The West

France close on Hopman Cup final
Alize Cornet of France on her way to victory over Spain's Anabel Medina Garrigues. Pic: Getty Images

UPDATE Saturday 8.50am: Alize Cornet has not hidden how much she covets the Hyundai Hopman Cup trophy.

While many of the players have had a relaxed approach and treated the $1 million mixed teams tournament as a warm-up for the Australian Open, Cornet has scrapped for every point.

The 23-year-old world No.27 will get her chance to claim the title for France for the first time when she and teammate Jo-Wilfried Tsonga take on Polish pairing Agnieszka Radwanska and Grzegorz Panfil in tonight’s final.

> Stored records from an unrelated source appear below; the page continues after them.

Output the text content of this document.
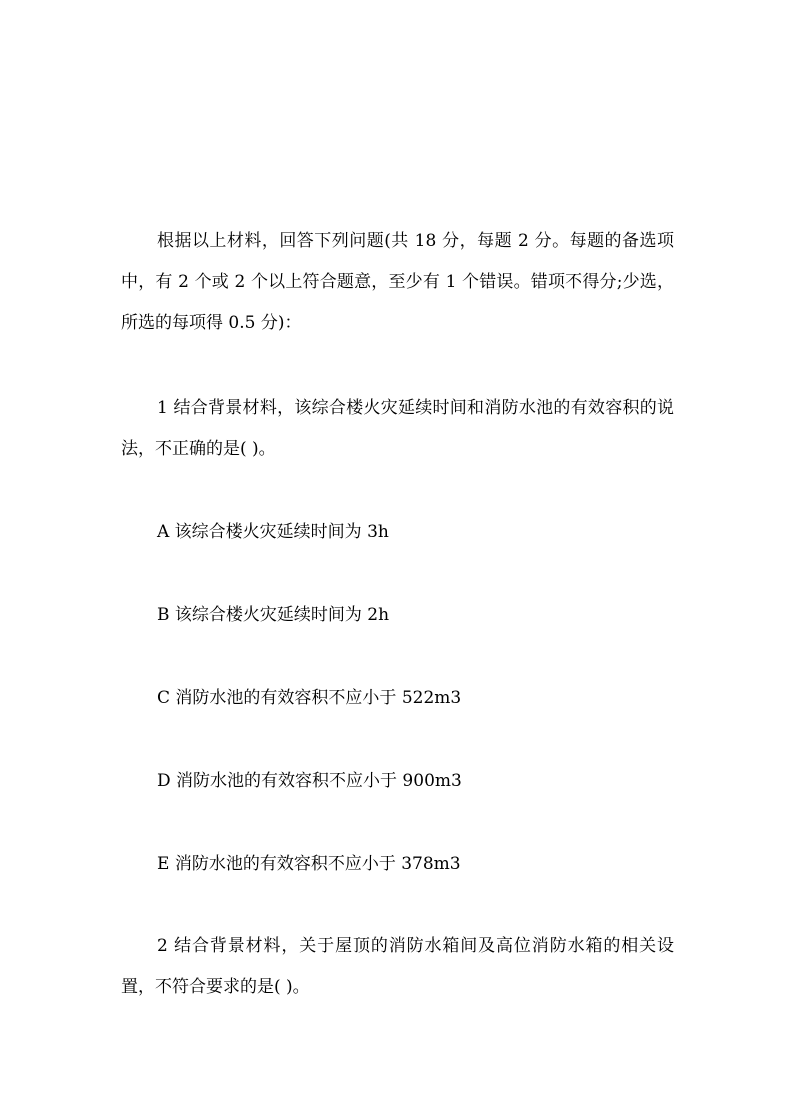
根据以上材料，回答下列问题(共 18 分，每题 2 分。每题的备选项中，有 2 个或 2 个以上符合题意，至少有 1 个错误。错项不得分;少选，所选的每项得 0.5 分)：

1 结合背景材料，该综合楼火灾延续时间和消防水池的有效容积的说法，不正确的是( )。

A 该综合楼火灾延续时间为 3h

B 该综合楼火灾延续时间为 2h

C 消防水池的有效容积不应小于 522m3

D 消防水池的有效容积不应小于 900m3

E 消防水池的有效容积不应小于 378m3

2 结合背景材料，关于屋顶的消防水箱间及高位消防水箱的相关设置，不符合要求的是( )。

The showdown means the event, in its 26th year, will have a new winner in 2014, with the Poles making their debut and the French yet to lift the trophy in 20 appearances.

France have twice been the runners-up, in 1998 and 2012, and if Cornet has anything to do with it, the drought will end tonight.

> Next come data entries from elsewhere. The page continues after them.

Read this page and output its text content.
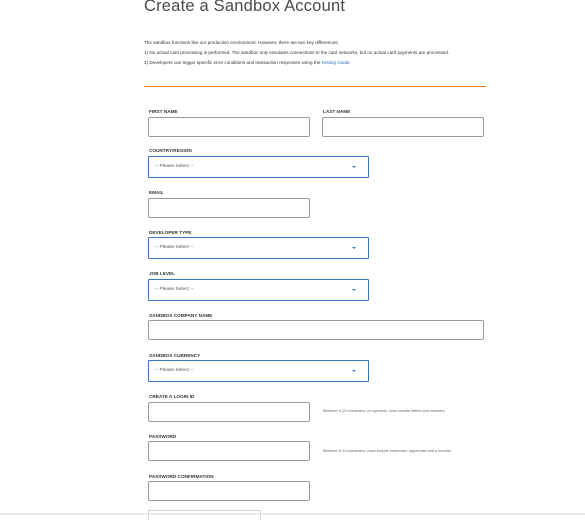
Create a Sandbox Account

The sandbox functions like our production environment. However, there are two key differences:

1) No actual card processing is performed. The sandbox only simulates connections to the card networks, but no actual card payments are processed.

2) Developers can trigger specific error conditions and transaction responses using the Testing Guide.

FIRST NAME	LAST NAME
COUNTRY/REGION
-- Please Select --
EMAIL
DEVELOPER TYPE
-- Please Select --
JOB LEVEL
-- Please Select --
SANDBOX COMPANY NAME
SANDBOX CURRENCY
-- Please Select --
CREATE A LOGIN ID
Between 6-20 characters, no symbols, must include letters and numbers.
PASSWORD
Between 8-16 characters, must include lowercase, uppercase and a number.
PASSWORD CONFIRMATION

“My first goal is of course to win,” she said. “I am not just here just to make preparation.”

Cornet admitted to hamstring soreness during her first singles win of the tournament yesterday, but there was no chance she would give up an opportunity to win an event that would sit right up there with her three singles and two doubles titles.

“It would be one of the greatest successes of my career,” she said. “It is a very tough competition. When you see all the names of the players playing here and the level of the competition, that (to win) would be amazing.

“And for the French Federation and for France it would be just great for the first time to win here.

“Personally I take it very seriously and I will give my best.”

Cornet will be the underdog when she takes on world No.5 Radwanska.

She has not beaten the star Pole in two meetings but has been buoyed by trading blows with world No.6 Petra Kvitova and No.12 Sloane Stephens this week.

“It would be amazing to beat my first top-10 player for a long time in the final of the Hopman Cup,” she said.

Tsonga admitted to knowing little of his opponent, surprise packet Panfil.

The Australian Open finalist conceded the world No.288 would probably beat him on the dance floor — a reference to the Hopman Cup new year party — but hoped he would prevail on court.

“I know he’s a lefty,” Tsonga said.

“He beat some good players, so he’s going to be dangerous.”